The AWS Outage on Oct 20, 2025: What Broke, Why It Felt Global, and How Amazon Stabilized It

#aws #cloudinfrastructure #dns #cloud

In the early hours of October 20, 2025 (PDT), AWS began seeing elevated error rates in US-EAST-1 (N. Virginia). Amazon later confirmed two key threads:

a DNS resolution problem for DynamoDB API endpoints in us-east-1 (fully mitigated at 2:24 AM PDT), and
an internal subsystem that monitors the health of Network Load Balancers (NLBs) inside the EC2 internal network that degraded, cascading into service connectivity and launch issues. (About Amazon)

The incident: a clear timeline

12:11 AM PDT (Oct 20) — AWS reports increased error rates for multiple services; investigation points to DNS resolution of DynamoDB API endpoints in us-east-1. (About Amazon)
2:24 AM PDT — Amazon says the underlying DNS issue is fully mitigated, but residual impact continues (notably EC2 instance launches). (About Amazon)
Morning–afternoon (US) — AWS communicates a “root cause” in an internal subsystem monitoring NLB health, affecting connectivity; AWS also throttles new EC2 launches to speed recovery and clear backlogs. (Reuters)
Later in the day — AWS states services are back to normal, while some backlogs continue processing. (Reuters)
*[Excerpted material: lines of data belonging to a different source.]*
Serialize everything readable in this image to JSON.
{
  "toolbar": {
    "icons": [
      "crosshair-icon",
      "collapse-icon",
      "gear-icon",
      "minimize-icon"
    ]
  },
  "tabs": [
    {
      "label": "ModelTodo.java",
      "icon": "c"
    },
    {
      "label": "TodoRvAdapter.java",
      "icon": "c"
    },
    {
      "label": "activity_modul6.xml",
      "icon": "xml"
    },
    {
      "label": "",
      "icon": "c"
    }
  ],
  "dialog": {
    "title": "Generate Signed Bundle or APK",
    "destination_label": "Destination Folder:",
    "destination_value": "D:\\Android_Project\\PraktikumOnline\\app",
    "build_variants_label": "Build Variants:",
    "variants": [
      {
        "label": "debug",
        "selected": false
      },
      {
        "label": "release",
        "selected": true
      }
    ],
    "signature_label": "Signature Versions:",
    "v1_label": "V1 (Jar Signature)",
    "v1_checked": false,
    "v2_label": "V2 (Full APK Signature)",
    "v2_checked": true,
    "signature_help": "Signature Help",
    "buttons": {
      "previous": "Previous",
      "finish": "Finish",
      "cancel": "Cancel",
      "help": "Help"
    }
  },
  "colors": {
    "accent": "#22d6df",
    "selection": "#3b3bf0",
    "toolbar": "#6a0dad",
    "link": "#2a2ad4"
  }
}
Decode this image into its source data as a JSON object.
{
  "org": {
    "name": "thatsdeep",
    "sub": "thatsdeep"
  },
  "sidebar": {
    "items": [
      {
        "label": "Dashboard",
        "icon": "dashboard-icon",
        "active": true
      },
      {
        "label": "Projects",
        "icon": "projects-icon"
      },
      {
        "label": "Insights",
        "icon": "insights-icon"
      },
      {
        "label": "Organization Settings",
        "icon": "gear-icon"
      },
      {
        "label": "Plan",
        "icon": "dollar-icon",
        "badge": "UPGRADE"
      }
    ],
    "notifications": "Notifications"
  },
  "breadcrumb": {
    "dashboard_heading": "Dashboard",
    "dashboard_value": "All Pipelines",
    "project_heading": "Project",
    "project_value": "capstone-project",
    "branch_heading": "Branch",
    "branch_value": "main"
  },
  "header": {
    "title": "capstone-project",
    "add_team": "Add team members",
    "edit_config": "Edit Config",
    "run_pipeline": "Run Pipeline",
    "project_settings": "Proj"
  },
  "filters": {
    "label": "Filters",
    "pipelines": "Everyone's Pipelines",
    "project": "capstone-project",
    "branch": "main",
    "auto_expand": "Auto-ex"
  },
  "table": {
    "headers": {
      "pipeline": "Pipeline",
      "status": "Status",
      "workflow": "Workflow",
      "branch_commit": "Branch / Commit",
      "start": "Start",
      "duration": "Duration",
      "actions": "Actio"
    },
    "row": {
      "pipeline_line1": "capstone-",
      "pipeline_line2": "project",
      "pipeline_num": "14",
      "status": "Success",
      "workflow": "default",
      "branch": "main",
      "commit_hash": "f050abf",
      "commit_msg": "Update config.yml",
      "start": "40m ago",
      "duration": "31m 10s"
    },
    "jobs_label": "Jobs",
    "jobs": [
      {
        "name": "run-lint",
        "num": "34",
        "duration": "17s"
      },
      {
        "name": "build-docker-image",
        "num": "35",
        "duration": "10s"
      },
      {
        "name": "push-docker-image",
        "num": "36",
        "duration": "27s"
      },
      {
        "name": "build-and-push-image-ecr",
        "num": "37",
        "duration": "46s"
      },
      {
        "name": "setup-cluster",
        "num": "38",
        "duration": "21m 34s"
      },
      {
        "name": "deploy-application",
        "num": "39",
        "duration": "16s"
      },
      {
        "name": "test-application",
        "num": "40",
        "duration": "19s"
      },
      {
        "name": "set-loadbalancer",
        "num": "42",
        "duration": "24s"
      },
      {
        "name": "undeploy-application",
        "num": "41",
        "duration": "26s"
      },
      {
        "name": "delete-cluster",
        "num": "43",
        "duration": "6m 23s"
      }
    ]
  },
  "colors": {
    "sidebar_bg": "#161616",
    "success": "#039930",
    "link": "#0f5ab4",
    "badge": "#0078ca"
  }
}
Root causes (the short, accurate version)

1) DNS resolution to DynamoDB endpoints (us-east-1) failed

For a window of time, clients couldn’t resolve regional DynamoDB API hostnames in N. Virginia, generating timeouts and errors for apps and AWS services depending on those endpoints. This DNS-specific fault was mitigated at 2:24 AM PDT. (About Amazon)

2) An internal NLB-health monitoring subsystem degraded

As recovery progressed, AWS identified the underlying issue: an internal subsystem that monitors the health of Network Load Balancers on the EC2 internal network. Problems there degraded connectivity and knocked other subsystems (e.g., parts of Lambda), prompting AWS to throttle EC2 instance launches as a mitigation while it restored health. (Reuters)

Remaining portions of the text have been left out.